The often significant costs involved in addressing product recall and contamination issues can affect participants across the entire chain of commerce—from manufacturers and suppliers through to retail vendors. To lessen their possible economic exposure, businesses are increasingly relying on varying forms of product recall/contamination insurance. Recall/contamination insurance typically consists of one or more of the following coverages: (1) accidental contamination; (2) malicious product tampering; and/or (3) government or voluntary recall. The insurance industry, however, frequently asserts defenses to coverage in the face of any significant recall/contamination claim, defenses that policyholders should resist.
Accidental contamination coverage generally is triggered when an unintentional contamination, impairment or mislabeling of a product occurs, which the use or consumption of has or would (or “likely would” or “probably would” or “will” or some other similar linguistic variation) result in bodily injury or property damage.
An area of frequent dispute with insurers occurs when a business has identified a product defect prior to any actual resulting bodily injury or property damage and takes proactive steps to avoid that liability by replacing or recalling the product. Insurers will often deny coverage by asserting that the defective or contaminated product would not in fact have caused bodily injury or property damage had the policyholder allowed it to market. Critical to avoiding this defense is to negotiate the most favorable language possible to the bodily injury/property damage requirement when purchasing the policy. The success or failure of a coverage claim may turn on whether the policy contains “will result in,” “would result in,” “probably would result in,” or similar variations as the lead-in language to the bodily injury/property damage requirement.

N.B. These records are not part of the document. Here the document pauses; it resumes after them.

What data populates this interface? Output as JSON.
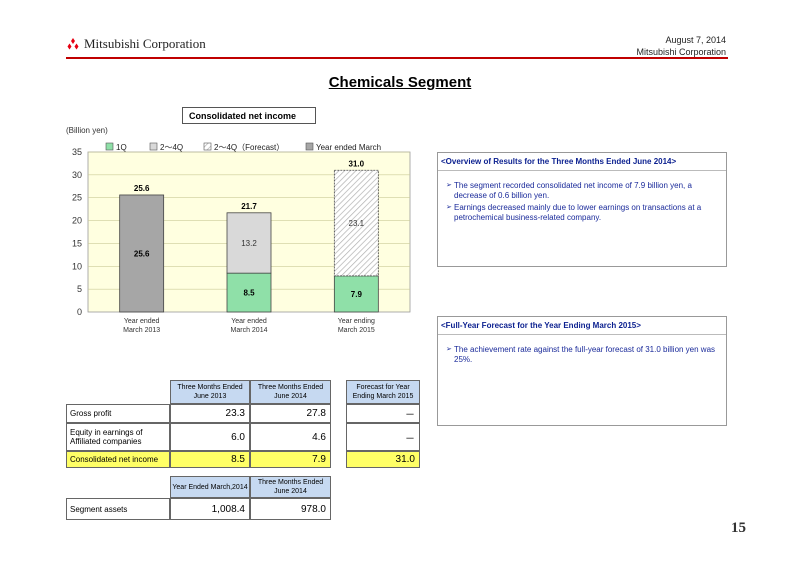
{
  "header": {
    "company": "Mitsubishi Corporation",
    "date": "August 7, 2014",
    "company_small": "Mitsubishi Corporation",
    "title": "Chemicals Segment"
  },
  "chart_label": "Consolidated net income",
  "unit": "(Billion yen)",
  "chart_data": {
    "type": "bar",
    "categories": [
      "Year ended\nMarch 2013",
      "Year ended\nMarch 2014",
      "Year ending\nMarch 2015"
    ],
    "ylim": [
      0,
      35
    ],
    "yticks": [
      0,
      5,
      10,
      15,
      20,
      25,
      30,
      35
    ],
    "legend": [
      "1Q",
      "2～4Q",
      "2～4Q（Forecast）",
      "Year ended March"
    ],
    "legend_position": "top",
    "series": [
      {
        "name": "Year ended March",
        "values": [
          25.6,
          null,
          null
        ]
      },
      {
        "name": "1Q",
        "values": [
          null,
          8.5,
          7.9
        ]
      },
      {
        "name": "2～4Q",
        "values": [
          null,
          13.2,
          null
        ]
      },
      {
        "name": "2～4Q（Forecast）",
        "values": [
          null,
          null,
          23.1
        ]
      }
    ],
    "totals": [
      25.6,
      21.7,
      31.0
    ],
    "colors": {
      "year": "#a6a6a6",
      "q1": "#8fe0a8",
      "q24": "#d9d9d9",
      "forecast_hatch": "#bfbfbf",
      "plot_bg": "#ffffe0"
    }
  },
  "overview": {
    "heading": "<Overview of Results for the Three Months Ended June 2014>",
    "bullets": [
      "The segment recorded consolidated net income of 7.9 billion yen, a decrease of 0.6 billion yen.",
      "Earnings decreased mainly due to lower earnings on transactions at a petrochemical business-related company."
    ]
  },
  "forecast": {
    "heading": "<Full-Year Forecast for the Year Ending March 2015>",
    "bullets": [
      "The achievement rate against the full-year forecast of 31.0 billion yen was 25%."
    ]
  },
  "table1": {
    "headers": [
      "Three Months Ended June 2013",
      "Three Months Ended June 2014",
      "Forecast for Year Ending March 2015"
    ],
    "rows": [
      {
        "label": "Gross profit",
        "v1": "23.3",
        "v2": "27.8",
        "v3": "－"
      },
      {
        "label": "Equity in earnings of Affiliated companies",
        "v1": "6.0",
        "v2": "4.6",
        "v3": "－"
      },
      {
        "label": "Consolidated net income",
        "v1": "8.5",
        "v2": "7.9",
        "v3": "31.0"
      }
    ]
  },
  "table2": {
    "headers": [
      "Year Ended March,2014",
      "Three Months Ended June 2014"
    ],
    "rows": [
      {
        "label": "Segment assets",
        "v1": "1,008.4",
        "v2": "978.0"
      }
    ]
  },
  "page_number": "15"
}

Policyholders should also be aware that, contrary to what many insurers may assert, the bodily injury or property damage requirement may not necessarily require an actual visible physical manifestation of injury or damage. Just because my contaminated microwave-ready triple egg breakfast sausage sandwich didn’t cause me to collapse in a feverish heap on the driveway before I even got to my recalled car, doesn’t mean that, unbeknownst to me, the sandwich has not caused a detrimental physical change to the lining of my increasingly expanding stomach.

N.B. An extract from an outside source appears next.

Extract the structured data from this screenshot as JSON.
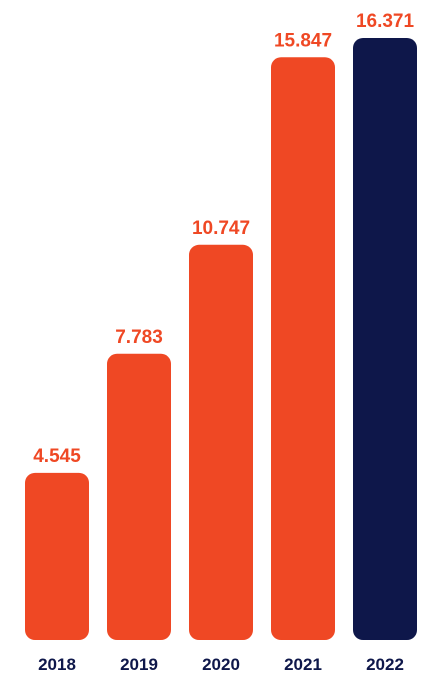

Malicious Product Tampering
Malicious product tampering insurance was first marketed after cyanide-laced Tylenol resulted in its manufacturer incurring millions of dollars of costs in the early 1980s. Malicious product tampering coverage generally is triggered by the actual or alleged intentional, malicious and illegal adulteration of a product so as to render it dangerous or unfit for use. Insurers, focusing on the “malicious” requirement, typically take the position that the product must have been deliberately adulterated, with the specific intent to cause harm to the product or others. In many cases, however, the malice/intentionality requirement may be satisfied with a showing of extreme or deliberate recklessness without specific intent to harm.

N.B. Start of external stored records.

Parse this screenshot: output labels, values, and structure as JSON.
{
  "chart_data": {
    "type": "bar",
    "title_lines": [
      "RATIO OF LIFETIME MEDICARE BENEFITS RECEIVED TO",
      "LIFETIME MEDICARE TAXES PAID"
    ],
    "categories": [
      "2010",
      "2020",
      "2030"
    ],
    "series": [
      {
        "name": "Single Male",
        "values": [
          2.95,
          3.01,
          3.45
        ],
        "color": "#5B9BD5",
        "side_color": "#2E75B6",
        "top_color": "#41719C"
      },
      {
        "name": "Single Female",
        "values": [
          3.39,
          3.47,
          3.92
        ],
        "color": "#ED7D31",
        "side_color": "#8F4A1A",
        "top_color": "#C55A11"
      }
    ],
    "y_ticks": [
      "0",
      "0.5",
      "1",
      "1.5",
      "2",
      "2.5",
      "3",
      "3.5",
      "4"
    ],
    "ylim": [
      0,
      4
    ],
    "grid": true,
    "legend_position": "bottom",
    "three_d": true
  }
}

Indeed, as a result of the Tylenol poisoning incidents, Congress passed the Federal Anti-Tampering Act, making malicious tampering with consumer products a federal offense; that act has been interpreted to require only conscious or deliberate indifference, rather than specific intent to harm, for a criminal malicious tampering violation. Policyholders should therefore consider carefully whether a product that is unfit for use or dangerous may trigger malicious tampering coverage if it resulted from adulteration that was the product of some degree of deliberate or extreme recklessness.
Government or Voluntary Recall
Coverage for the voluntary recall of products that have already hit the market generally requires that the policyholder demonstrate the same elements applicable to accidental contamination (or malicious tampering), including that the product has caused or would cause bodily injury or property damage. Governmental recall coverage, on the other hand, may sometimes be available without any requirement that the product have caused or would cause bodily injury or property damage. Instead, coverage is triggered by a mandatory government recall order. Policyholders should be aware, however, that even in situations where a governmental agency has not issued a mandatory official recall order, coverage may still be triggered where the governmental directives and communications amount to a mandatory recall.
Product recall/contamination insurance is not a solution for my unfortunate breakfast commute habits, but it is an important tool for businesses to mitigate the risk of recall and contamination issues. The negotiation of the wording of the policies (which varies widely) and a willingness to challenge insurers’ coverage positions, however, are critical factors in maximizing the return on that investment.